QuantumFilm and the accompanying quantum dot technology are byproducts of research into nanotechnology. The material was engineered from the outset to be good at light capture, the essential task of a camera. The material is “tuned” so that, when hit with light, it emits a different color. The quantum dots sit in suspension and can be splashed onto anything.

Just nanometers in size (a nanometer is a billionth of a meter), a quantum-dot based material is deposited directly on top of a chip wafer (chips are processed in pizza-size wafers and then sliced into individual chips). QuantumFilm covers 100 percent of each pixel, capturing all light that hits it. The material is applied in liquid form to the top of a spinning disk, then it is annealed, or baked. It is a lot like adding a layer of photoresist to a chip wafer, and it uses the same equipment.
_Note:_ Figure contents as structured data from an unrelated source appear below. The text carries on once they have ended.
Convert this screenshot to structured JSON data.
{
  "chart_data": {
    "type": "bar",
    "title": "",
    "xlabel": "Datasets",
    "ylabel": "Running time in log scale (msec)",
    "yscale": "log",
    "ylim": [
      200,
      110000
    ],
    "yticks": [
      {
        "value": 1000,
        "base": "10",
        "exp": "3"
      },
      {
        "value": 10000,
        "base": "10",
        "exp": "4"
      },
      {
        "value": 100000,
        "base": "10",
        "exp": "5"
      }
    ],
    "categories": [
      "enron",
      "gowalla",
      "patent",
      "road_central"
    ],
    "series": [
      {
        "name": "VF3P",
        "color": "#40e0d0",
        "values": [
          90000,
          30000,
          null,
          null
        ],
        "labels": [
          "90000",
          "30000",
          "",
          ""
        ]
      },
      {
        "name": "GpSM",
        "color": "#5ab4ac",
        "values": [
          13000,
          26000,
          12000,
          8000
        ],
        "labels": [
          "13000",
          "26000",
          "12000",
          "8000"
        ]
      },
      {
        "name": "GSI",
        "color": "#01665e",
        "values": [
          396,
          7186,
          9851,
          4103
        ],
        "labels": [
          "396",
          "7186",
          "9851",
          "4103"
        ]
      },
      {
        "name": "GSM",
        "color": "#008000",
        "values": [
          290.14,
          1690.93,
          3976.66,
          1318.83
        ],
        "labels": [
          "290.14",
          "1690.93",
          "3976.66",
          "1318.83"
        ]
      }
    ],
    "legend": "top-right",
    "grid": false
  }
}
Rivals include Sony, Samsung, and other companies that have acquired previous competitors. All of those rivals rely on silicon, and all of them are trying to license the technology from InVisage, Lee said.

InVisage is unveiling its technology in Beijing, China, since there are a lot of aggressive potential customers there, Lee said.

QuantumFilm’s high-dynamic range mode provides up to three additional stops of dynamic range compared to traditional CMOS sensors. That means images that are sharper, compared to distorted images with conventional cameras.

Quantum13 also offers the world’s first electronic global shutter for smartphones, a camera technology that enables full frame capture instead of the cumbersome rolling shutter method that CMOS sensors use to scan from the top of the image to the bottom. With this electronic global shutter, Quantum13-enabled smartphones can capture crisp still photos of fast-moving subjects at full frame shutter speeds normally reserved for digital SLRs, and deliver smooth 2K and 4K video without any rolling shutter distortion, Lee said: “The electronic global shutter means we have no distortion, really smooth videos, or crisp still pictures.”

Asked why he stayed with the technology for so long, he explained, “We are big believers in technology. We are all camera geeks. We all want better cameras, especially on phones. We were fortunate to get funding and investors who were patient.”

About 75 people work for InVisage in an office in Menlo Park, California.